Lauren Dinse, 31, from Duddingston flew to Istanbul in June for treatment at the celebrity endorsed Comfort Zone clinic. The mother-of-two paid £3,000 for accommodation, food and procedures — including laser liposuction on her stomach.
But within days, Ms Dinse - who previously hit the headlines when she was convicted of glassing her former partner, ex-footballer Josh Walker - started experiencing pain in her abdomen. She has since suffered hair loss and has a scar on her stomach.
She told the Sunday Times: “Going to Turkey was a big mistake, but at the time it seemed like a great idea and the cost was affordable.
“I was stupid enough to do it and I can’t turn back time but I hope that I can prevent someone else making the same mistake by speaking out.”
Her ordeal highlights concerns about cosmetic surgery ‘tourism’ where patients travel abroad and pay a fraction of the price charged for the same or similar procedures in the UK.
In 2018, two British women died after having a procedure known as a Brazilian butt lift, which involves transferring fat from the stomach to the hips and buttocks. Blood poisoning caused by fat leaching into the body was a factor in both deaths.
Last November, Edinburgh Sheriff Court heard she had suffered low self esteem after experiencing emotional and physical abuse during a relationship with ex-Aberdeen and Edinburgh City player Walker.
Ms Dinse flew to Turkey after ignoring advice from Dan Widdowson, a plastic surgeon with Edinburgh-based Cosmedicare, that she did not need cosmetic procedures.
She booked with Comfort Zone after reading that it had been endorsed by former glamour models Katie Price and Danielle Lloyd, but now needs corrective surgery.

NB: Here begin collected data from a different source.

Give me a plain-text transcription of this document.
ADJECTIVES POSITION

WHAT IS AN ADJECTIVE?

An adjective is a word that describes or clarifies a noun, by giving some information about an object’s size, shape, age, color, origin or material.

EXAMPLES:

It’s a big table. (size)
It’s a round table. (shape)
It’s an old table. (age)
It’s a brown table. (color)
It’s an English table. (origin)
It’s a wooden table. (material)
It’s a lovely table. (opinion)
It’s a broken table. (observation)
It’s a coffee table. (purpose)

Issuing a caution to other young women, Ms Dinse said she had felt under pressure from advertising and social media to pursue a “perfect body”.
Her warning was backed by Lorna Latham, an entrepreneur from Glasgow, who flew to Turkey in 2017 for cosmetic surgery at a different clinic and was also left in pain.
“I consider myself a strong individual but I hit rock bottom and was so depressed I couldn’t get out of bed,” said Latham.
“I don’t think women realise the psychological impact when cosmetic surgery goes wrong. Only now, three years later, am I strong enough to be able to talk about it.”